The language of the Internet is constantly changing based on what’s trendy, who’s in the spotlight, and what the latest hot TV shows are. This ceaseless fluctuation can make it difficult for your marketing team to stay abreast of Internet culture, but this is a crucial skill when it comes to marketing online.

If you struggle to connect to an online audience in today’s increasingly digital world, take some time to learn about one of the most ubiquitous methods of online communication: the meme.

Memes change even faster than other styles of online communication, and if you want to use them to market your business, you need to know how to stay on top of these changes — or at least how to stay in the loop as the language continues to shift.

 

Why Use Memes?

The Millennial generation (1981–1996) is the first to have grown up using the Internet from a young age, and with this experience comes a unique and intuitive knowledge of how to communicate online.

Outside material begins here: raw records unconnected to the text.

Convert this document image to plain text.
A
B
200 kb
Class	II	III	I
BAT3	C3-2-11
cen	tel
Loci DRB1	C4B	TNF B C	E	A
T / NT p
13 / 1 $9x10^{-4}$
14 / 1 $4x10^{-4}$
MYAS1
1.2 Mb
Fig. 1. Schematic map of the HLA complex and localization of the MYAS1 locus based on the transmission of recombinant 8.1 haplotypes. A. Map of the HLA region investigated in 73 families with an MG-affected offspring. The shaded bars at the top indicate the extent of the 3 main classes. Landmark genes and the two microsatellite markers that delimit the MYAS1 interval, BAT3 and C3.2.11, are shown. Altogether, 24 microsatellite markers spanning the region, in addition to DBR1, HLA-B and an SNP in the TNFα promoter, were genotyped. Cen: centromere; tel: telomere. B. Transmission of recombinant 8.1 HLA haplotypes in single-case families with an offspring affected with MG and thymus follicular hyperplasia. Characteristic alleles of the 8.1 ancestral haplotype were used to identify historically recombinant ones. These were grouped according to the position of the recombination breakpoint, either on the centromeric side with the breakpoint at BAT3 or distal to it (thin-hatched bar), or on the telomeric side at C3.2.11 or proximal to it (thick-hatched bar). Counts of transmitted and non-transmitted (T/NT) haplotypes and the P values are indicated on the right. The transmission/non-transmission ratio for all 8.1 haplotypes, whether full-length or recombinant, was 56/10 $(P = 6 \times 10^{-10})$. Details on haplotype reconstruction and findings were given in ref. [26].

And because the Millennial generation has officially surpassed the Baby Boomers as the largest demographic in the country, businesses and advertisers need to start shifting their focus to this bloc of consumers.

Your business has a responsibility to learn and use the language of online content if you want to attract young adults such as Millennials and Generation Z — no easy feat when you consider how quickly online communication can change.

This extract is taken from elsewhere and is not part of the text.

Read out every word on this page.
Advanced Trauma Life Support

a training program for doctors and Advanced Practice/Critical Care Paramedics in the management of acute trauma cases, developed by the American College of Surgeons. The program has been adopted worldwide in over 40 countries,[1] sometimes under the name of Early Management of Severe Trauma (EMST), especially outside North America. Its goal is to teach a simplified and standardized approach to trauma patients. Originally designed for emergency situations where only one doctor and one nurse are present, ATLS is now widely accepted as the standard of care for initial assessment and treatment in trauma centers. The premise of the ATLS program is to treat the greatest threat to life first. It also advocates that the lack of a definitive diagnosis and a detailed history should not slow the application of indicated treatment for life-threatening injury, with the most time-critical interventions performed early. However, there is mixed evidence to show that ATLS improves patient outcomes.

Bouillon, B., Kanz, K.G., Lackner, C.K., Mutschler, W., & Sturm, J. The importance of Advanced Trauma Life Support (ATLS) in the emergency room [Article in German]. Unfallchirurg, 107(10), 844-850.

But with the right resources, you can learn how memes work and how to make them work for you.

 

What Are Memes?

According to KnowYourMeme.com, the word meme was coined by biologist Richard Dawkins in the 1970s as a way to describe “self-replicating cultural information.” Trends and ideas grow and evolve the same way that genes do, and this is clear to see in the rapid evolution of online content.

Today’s Internet memes are images — usually photos or screenshots — with corresponding text. Each image has a certain context in which it is used, and some memes are more adaptable than others. Memes are often jokes but can also be serious or political in nature, and because each image has an established context, you can easily and quickly get a message across to readers or viewers.

For example, the Success Kid, a baby with a fistful of sand, is used to convey happiness at accomplishing something. Because this image has been used in this context for nearly 10 years, readers know what kind of meaning to attach to the text displayed:

On the other hand, newer images such as the Distracted Boyfriend and text-based memes such as the “Me… Also Me…” format are newer and are evolving much more quickly, meaning that their interpretations may be more varied:

Below, we’ll go over some more examples of memes and how a business might use them.

 

How Do You Use Memes?

In order to successfully integrate memes into your marketing plan, you need to know how to use them correctly. Because each image has a corresponding context or connotation, you need to use the proper image to get your point across.

For example, you wouldn’t want to use this meme to persuade customers to choose your company:

This Two Buttons meme tells readers that the choice between these two options is too hard to make — not exactly the message you want to send potential customers!

Instead, choose something like the Distracted Boyfriend:

This meme quickly shows your audience that your business is a great option and that smart consumers will choose you — and because memes are understood to be comedic or tongue-in-cheek, the silly tone of a meme like this shows that your business is relatable and has a sense of humor.

Some memes are based on pop culture touchstones, like this common format based on HBO’s Game of Thrones:

Pop culture memes are built on an understanding of the source material. In this case, “winter is coming” is a common phrase from the TV series and is used to convey the dread and power of an oncoming catastrophe. A meme like this tells readers that they need to be prepared for a situation and, when shared by your business, shows that you will be able to help them prepare.

Non-Photo Memes

Memes aren’t always photos with captions, either. Like the “Me… Also Me…” image referenced earlier in this blog, memes can sometimes spring from text posts on social media. A post like the one above would be useful for a company such as a financial planner or bank that offers savings accounts.

 

How to Get Started

The constant shift of online language can be intimidating, but if you have some time to browse, context clues make it easy to learn. Websites such as imgflip have easy-to-use meme generators, and KnowYourMeme.com is always there to keep you informed on the latest interpretations of the most popular memes and social media trends.

Things to Remember

Use white text with a black outline; it can be read over any color in any image you choose.

Make sure to use memes that you understand the context for so that you send the right message to your customers.

Remember that memes are goofy — don’t be afraid to have fun with it! Potential customers want to be able to relate to your company, and online marketing with memes is one of the best ways to engage with your audience.